Two credit-reporting companies say that a jump in lending to borrowers with poor credit has helped lead to a growing number of Americans falling behind on their car payments.

Car buyers behind on their loans by 60 days or more rose by 8.6% in the third quarter compared with a year earlier, according to Experian. TransUnion reported an even bigger jump of nearly 13%.

While lenders have been loosening standards and lending to more subprime borrowers, delinquent loans still comprised a relatively small segment of the auto loan market.

Experian said the 60-day delinquency rate was 0.74% of all loans, up from 0.68% a year ago. TransUnion reported a 1.16% delinquency rate, up from 1.02%.

Peter Turek, automotive vice president for TransUnion, said "as long as delinquency rates remain around 1% [nationwide], we don't anticipate seeing a material change in auto lending strategies."

With car sales and car prices up this year, the average amount borrowed to purchase a vehicle hit a record high in the third quarter, Experian reported.

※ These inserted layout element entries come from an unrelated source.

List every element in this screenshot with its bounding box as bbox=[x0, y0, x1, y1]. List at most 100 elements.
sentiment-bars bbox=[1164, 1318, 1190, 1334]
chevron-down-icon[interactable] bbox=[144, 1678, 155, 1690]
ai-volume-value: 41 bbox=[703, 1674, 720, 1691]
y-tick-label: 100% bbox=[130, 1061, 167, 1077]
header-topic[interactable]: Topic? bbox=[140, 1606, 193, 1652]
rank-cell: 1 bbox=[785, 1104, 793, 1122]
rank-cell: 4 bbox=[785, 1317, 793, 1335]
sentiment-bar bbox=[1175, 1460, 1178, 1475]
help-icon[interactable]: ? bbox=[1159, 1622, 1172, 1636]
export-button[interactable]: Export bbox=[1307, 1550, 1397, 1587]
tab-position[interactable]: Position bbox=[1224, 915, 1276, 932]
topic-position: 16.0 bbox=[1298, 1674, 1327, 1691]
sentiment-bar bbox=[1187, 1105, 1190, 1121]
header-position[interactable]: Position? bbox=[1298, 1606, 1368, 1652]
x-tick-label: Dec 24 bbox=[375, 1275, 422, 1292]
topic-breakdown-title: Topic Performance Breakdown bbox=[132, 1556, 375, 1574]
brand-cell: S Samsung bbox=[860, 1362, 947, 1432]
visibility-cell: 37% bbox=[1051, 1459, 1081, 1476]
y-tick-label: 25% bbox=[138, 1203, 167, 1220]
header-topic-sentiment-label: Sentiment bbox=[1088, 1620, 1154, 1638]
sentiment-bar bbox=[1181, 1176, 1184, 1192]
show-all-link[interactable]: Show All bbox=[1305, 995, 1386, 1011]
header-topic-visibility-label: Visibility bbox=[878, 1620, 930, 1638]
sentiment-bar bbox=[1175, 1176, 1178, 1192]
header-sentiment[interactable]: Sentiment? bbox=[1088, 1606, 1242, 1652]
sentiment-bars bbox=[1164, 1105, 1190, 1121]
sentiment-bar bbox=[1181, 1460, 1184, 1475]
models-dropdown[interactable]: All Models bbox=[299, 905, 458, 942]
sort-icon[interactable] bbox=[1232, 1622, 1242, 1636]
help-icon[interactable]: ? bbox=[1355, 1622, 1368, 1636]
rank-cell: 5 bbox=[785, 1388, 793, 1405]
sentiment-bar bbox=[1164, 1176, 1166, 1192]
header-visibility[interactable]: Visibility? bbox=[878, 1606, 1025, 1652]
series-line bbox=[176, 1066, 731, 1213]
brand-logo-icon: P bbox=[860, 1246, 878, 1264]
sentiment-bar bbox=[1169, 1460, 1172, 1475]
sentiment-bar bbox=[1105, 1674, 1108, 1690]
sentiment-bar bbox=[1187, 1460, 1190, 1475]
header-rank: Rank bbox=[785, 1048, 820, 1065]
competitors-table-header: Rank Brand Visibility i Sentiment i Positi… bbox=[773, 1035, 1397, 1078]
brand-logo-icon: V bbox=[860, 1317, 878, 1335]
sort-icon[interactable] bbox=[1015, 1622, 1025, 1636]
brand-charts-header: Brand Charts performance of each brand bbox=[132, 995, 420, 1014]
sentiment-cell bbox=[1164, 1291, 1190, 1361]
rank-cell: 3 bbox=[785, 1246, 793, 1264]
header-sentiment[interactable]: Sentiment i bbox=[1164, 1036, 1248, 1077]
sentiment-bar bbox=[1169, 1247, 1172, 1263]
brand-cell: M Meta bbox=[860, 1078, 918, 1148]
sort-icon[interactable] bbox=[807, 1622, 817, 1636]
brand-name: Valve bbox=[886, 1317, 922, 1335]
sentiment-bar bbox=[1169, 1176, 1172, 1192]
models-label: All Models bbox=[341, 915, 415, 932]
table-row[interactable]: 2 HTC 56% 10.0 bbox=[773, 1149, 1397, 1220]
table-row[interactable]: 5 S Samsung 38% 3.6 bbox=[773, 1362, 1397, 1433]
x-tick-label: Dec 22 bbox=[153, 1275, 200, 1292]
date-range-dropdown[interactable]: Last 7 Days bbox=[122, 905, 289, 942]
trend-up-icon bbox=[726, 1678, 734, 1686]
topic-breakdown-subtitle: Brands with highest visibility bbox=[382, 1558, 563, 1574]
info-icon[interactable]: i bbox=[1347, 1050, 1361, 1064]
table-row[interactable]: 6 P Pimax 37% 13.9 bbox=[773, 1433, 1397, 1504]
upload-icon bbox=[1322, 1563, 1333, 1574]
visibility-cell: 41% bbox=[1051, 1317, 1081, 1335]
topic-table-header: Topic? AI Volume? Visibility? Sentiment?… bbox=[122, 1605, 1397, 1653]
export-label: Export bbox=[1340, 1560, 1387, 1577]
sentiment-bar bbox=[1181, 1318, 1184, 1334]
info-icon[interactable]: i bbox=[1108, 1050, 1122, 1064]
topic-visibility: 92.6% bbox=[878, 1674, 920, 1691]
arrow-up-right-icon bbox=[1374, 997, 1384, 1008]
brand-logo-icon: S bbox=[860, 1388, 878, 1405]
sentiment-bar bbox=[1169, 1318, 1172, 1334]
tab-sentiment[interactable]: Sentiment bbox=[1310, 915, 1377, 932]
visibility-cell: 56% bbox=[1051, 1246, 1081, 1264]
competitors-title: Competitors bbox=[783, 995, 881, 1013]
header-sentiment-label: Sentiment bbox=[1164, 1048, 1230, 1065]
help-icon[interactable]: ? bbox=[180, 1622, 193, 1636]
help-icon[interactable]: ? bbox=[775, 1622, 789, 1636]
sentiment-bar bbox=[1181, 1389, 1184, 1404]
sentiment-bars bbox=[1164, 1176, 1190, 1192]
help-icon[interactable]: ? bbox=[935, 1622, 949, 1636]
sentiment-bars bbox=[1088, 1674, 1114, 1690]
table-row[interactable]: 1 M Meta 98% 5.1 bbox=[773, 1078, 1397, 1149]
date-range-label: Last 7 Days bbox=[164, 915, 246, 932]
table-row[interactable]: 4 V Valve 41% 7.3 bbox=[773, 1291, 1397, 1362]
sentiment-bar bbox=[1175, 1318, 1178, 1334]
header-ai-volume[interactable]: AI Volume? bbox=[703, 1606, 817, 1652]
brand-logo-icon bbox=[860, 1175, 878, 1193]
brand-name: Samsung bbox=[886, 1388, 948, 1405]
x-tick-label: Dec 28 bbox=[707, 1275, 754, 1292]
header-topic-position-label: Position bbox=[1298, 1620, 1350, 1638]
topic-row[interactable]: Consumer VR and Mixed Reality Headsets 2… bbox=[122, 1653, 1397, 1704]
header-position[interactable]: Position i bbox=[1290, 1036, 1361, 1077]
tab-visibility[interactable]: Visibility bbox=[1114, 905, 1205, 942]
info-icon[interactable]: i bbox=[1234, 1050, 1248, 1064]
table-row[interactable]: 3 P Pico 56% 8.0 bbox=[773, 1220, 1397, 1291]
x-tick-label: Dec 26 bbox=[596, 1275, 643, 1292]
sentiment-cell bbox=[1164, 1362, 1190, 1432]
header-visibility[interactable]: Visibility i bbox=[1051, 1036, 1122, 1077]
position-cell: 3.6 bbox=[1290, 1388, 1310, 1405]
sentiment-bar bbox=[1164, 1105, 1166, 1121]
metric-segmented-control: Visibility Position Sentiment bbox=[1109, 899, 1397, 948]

For new cars, the average amount financed was $27,799, up 4% from a year ago. For used vehicles, the average was $18,576, up 3.8%.

While default rates were up, consumers are still doing better at paying off their car loans than their home mortgages or credit card bills.

According to the Mortgage Bankers Association, an estimated 3.2% of home loans were 60 days or more past due in the third quarter, excluding foreclosures. The Federal Reserve reports that the delinquency rate on credit cards stood at 2.21%.